Posiblemente los factores más críticos, que pueden hacer abortar una posible inversión son el ecosistema industrial, la seguridad jurídica, la estabilidad en lo relacionado con la estrategia industrial y el nivel de paz social.

Si revisamos la situación de Navarra vemos que el ecosistema industrial es de un buen nivel y tras las últimas noticias, que confirman la autorización de la nueva línea de transporte de alta tensión, dispondremos en el medio plazo de la potencia eléctrica que pudiera necesitar cualquier inversión. Por tanto, este factor nos coloca en buena posición.

En lo que a seguridad jurídica y política industrial se refiere, la situación es diferente. En ambos aspectos ha habido sucesivos bandazos que se han dado pensando no tanto en la industria navarra sino en estrategias electorales. Baste recordar lo acontecido con el proyecto Mina Muga.

En cuanto a la paz social, tampoco ofrecemos una buena imagen. La nueva Kale Borroka está irrumpiendo en Navarra. Hemos visto grupos organizados decidiendo de qué se puede y no se puede hablar en una universidad, hemos visto, también, como esos grupos se permiten decidir quién puede y quien no puede ver un partido de fútbol en un bar. Todo ello sin el rechazo unánime y rotundo de nuestro Gobierno foral ni de los ayuntamientos implicados.

Todos estos episodios, sin duda, serán analizados por quien debe decidir si arriesgar o no en nuestra comunidad. No es una situación muy positiva, pero todavía estamos a tiempo de revertirla antes de espantar al próximo inversor.

La sociedad navarra debe exigir a los partidos navarros, al menos a los que de verdad buscan el desarrollo y crecimiento de nuestra comunidad, que sean capaces de sentarse en una mesa y no levantarse hasta disponer de un plan industrial, consensuado y que incluya una estrategia a largo plazo, al menos diez años, obviando las tácticas electoralistas y asegurando que dicha estrategia no cambie cada cuatro años.

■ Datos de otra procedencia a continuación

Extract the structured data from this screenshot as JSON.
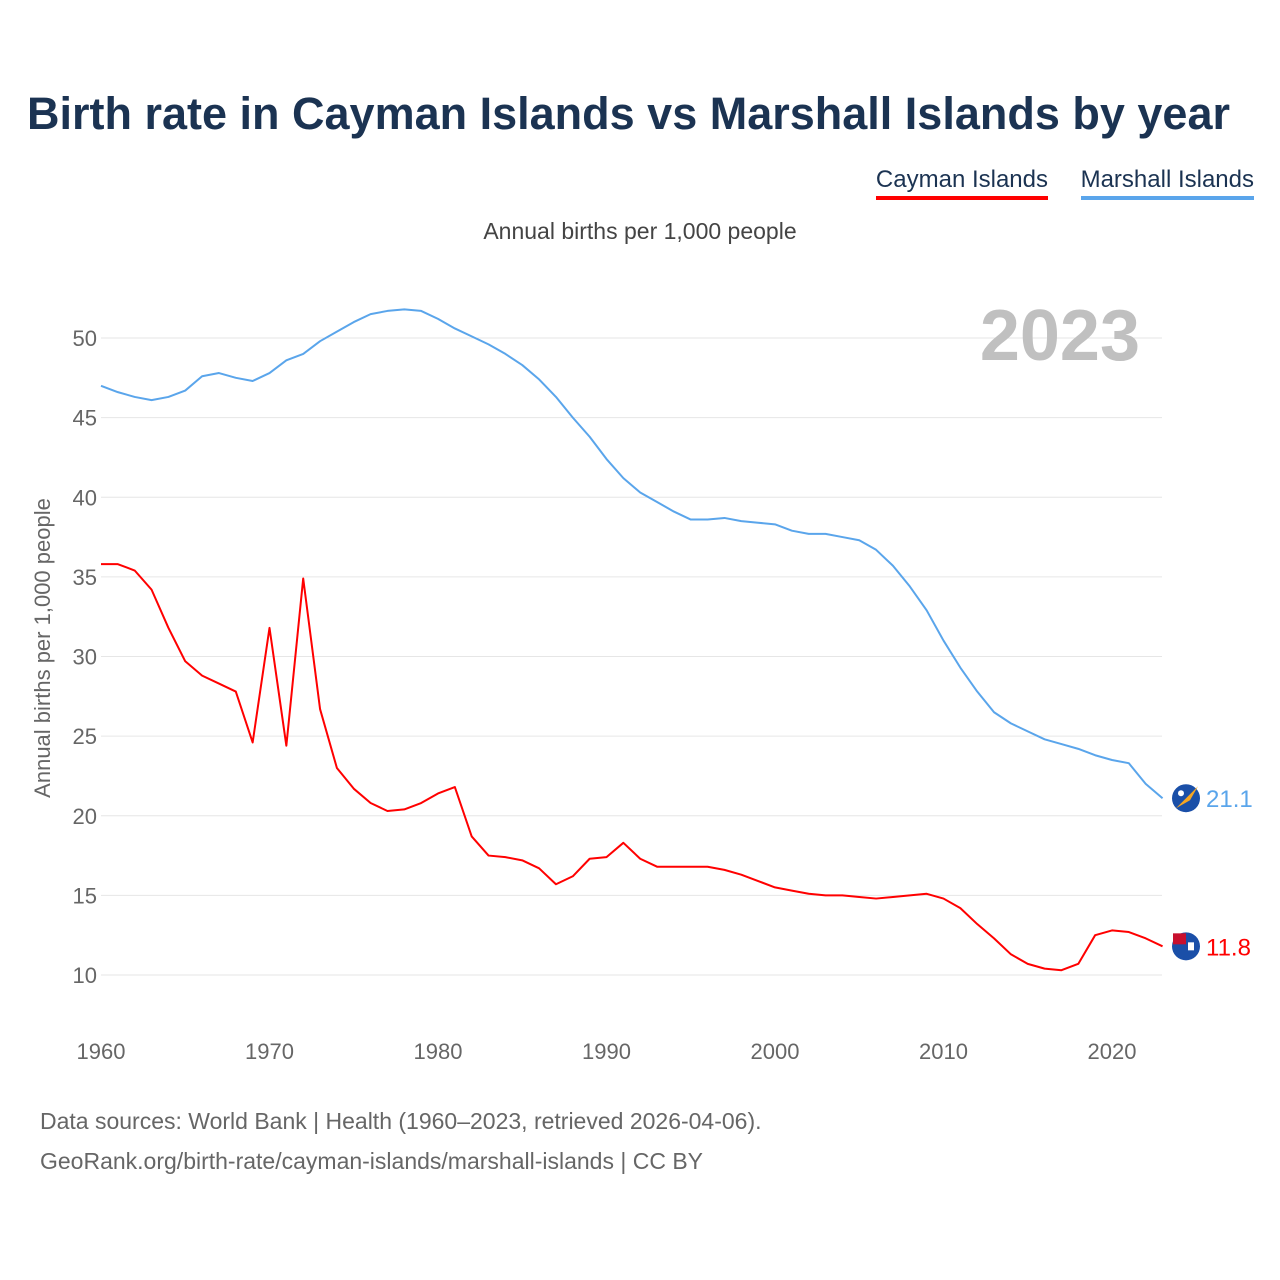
{
  "title": "Birth rate in Cayman Islands vs Marshall Islands by year",
  "subtitle": "Annual births per 1,000 people",
  "footer": {
    "line1": "Data sources: World Bank | Health (1960–2023, retrieved 2026-04-06).",
    "line2": "GeoRank.org/birth-rate/cayman-islands/marshall-islands | CC BY"
  },
  "chart_data": {
    "type": "line",
    "title": "Birth rate in Cayman Islands vs Marshall Islands by year",
    "ylabel": "Annual births per 1,000 people",
    "xlabel": "",
    "year_label": "2023",
    "xlim": [
      1960,
      2023
    ],
    "ylim": [
      7,
      53
    ],
    "xticks": [
      1960,
      1970,
      1980,
      1990,
      2000,
      2010,
      2020
    ],
    "yticks": [
      10,
      15,
      20,
      25,
      30,
      35,
      40,
      45,
      50
    ],
    "grid": true,
    "legend": "top-right",
    "x": [
      1960,
      1961,
      1962,
      1963,
      1964,
      1965,
      1966,
      1967,
      1968,
      1969,
      1970,
      1971,
      1972,
      1973,
      1974,
      1975,
      1976,
      1977,
      1978,
      1979,
      1980,
      1981,
      1982,
      1983,
      1984,
      1985,
      1986,
      1987,
      1988,
      1989,
      1990,
      1991,
      1992,
      1993,
      1994,
      1995,
      1996,
      1997,
      1998,
      1999,
      2000,
      2001,
      2002,
      2003,
      2004,
      2005,
      2006,
      2007,
      2008,
      2009,
      2010,
      2011,
      2012,
      2013,
      2014,
      2015,
      2016,
      2017,
      2018,
      2019,
      2020,
      2021,
      2022,
      2023
    ],
    "series": [
      {
        "name": "Cayman Islands",
        "color": "#ff0000",
        "end_label": "11.8",
        "values": [
          35.8,
          35.8,
          35.4,
          34.2,
          31.8,
          29.7,
          28.8,
          28.3,
          27.8,
          24.6,
          31.8,
          24.4,
          34.9,
          26.7,
          23.0,
          21.7,
          20.8,
          20.3,
          20.4,
          20.8,
          21.4,
          21.8,
          18.7,
          17.5,
          17.4,
          17.2,
          16.7,
          15.7,
          16.2,
          17.3,
          17.4,
          18.3,
          17.3,
          16.8,
          16.8,
          16.8,
          16.8,
          16.6,
          16.3,
          15.9,
          15.5,
          15.3,
          15.1,
          15.0,
          15.0,
          14.9,
          14.8,
          14.9,
          15.0,
          15.1,
          14.8,
          14.2,
          13.2,
          12.3,
          11.3,
          10.7,
          10.4,
          10.3,
          10.7,
          12.5,
          12.8,
          12.7,
          12.3,
          11.8
        ]
      },
      {
        "name": "Marshall Islands",
        "color": "#5aa5eb",
        "end_label": "21.1",
        "values": [
          47.0,
          46.6,
          46.3,
          46.1,
          46.3,
          46.7,
          47.6,
          47.8,
          47.5,
          47.3,
          47.8,
          48.6,
          49.0,
          49.8,
          50.4,
          51.0,
          51.5,
          51.7,
          51.8,
          51.7,
          51.2,
          50.6,
          50.1,
          49.6,
          49.0,
          48.3,
          47.4,
          46.3,
          45.0,
          43.8,
          42.4,
          41.2,
          40.3,
          39.7,
          39.1,
          38.6,
          38.6,
          38.7,
          38.5,
          38.4,
          38.3,
          37.9,
          37.7,
          37.7,
          37.5,
          37.3,
          36.7,
          35.7,
          34.4,
          32.9,
          31.0,
          29.3,
          27.8,
          26.5,
          25.8,
          25.3,
          24.8,
          24.5,
          24.2,
          23.8,
          23.5,
          23.3,
          22.0,
          21.1
        ]
      }
    ]
  }
}
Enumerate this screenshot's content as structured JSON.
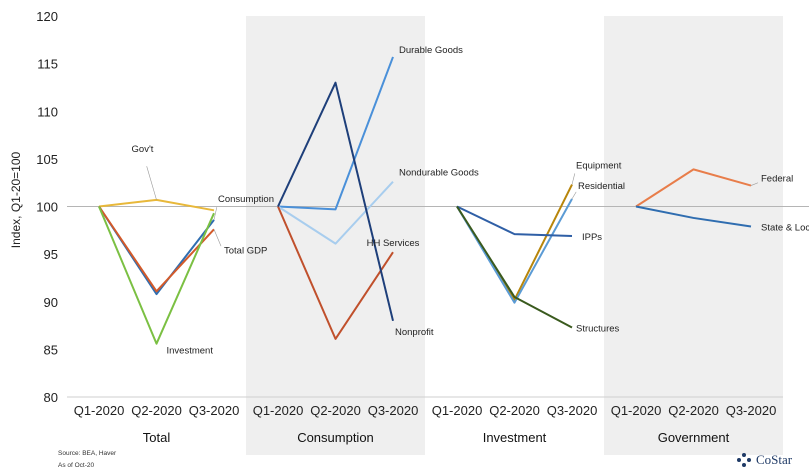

¿Es esto posible? Sí, basta con mirar hacia el este o el oeste. Aragón lo consiguió y la política industrial se elaboró hace años y se ha mantenido independientemente de si gobernaba Lambán o Azcón, y el éxito está a la vista. Si miramos hacia el oeste, todavía lo han hecho mejor. El Gobierno Vasco asumió que la industria es un pilar básico y en la elaboración de sus estrategias han contado con una importante representación del empresariado vasco, mantenido la estrategia más allá del ciclo cuatrienal. El resultado también está a la vista. ¿Si otros han sido capaces, por qué nosotros no? Es la pregunta clave que deben hacerse nuestros políticos. Necesitamos la respuesta con urgencia, ya que el próximo posible inversor, Hithium, seguramente está ya en el proceso de análisis de viabilidad de su proyecto.

De los tres factores clave, el ecosistema industrial obtendrá, sin duda, buena nota. En cuanto al segundo, es seguro que acostumbrado a operar en un entorno en el que las estrategias se fijan con horizontes de veinte años o más, no entenderán que no dispongamos de algo parecido y sobre todo pueden asustarse si la supuesta estrategia cambia tras las próximas elecciones, que se celebrarán antes de que salga la primera batería de las líneas de montaje navarras. En cuanto a la paz social, huelga el comentario, Hithium no entenderá que pueda existir algo parecido a la Kale Borroka y que el Gobierno no lo solucione inmediatamente.

Navarra necesita reactivar la industria, Hithium es una gran oportunidad que no podemos dejar escapar, el ecosistema industrial es potente, solo falta que nuestros políticos sean capaces, al menos una vez, de pensar solo en Navarra y crear un entorno que vuelva a hacer que Navarra sea atractiva para la industria.

Juan Córdoba Iturriagagoitia. Ingeniero industrial y miembro del think tank Institución Futuro.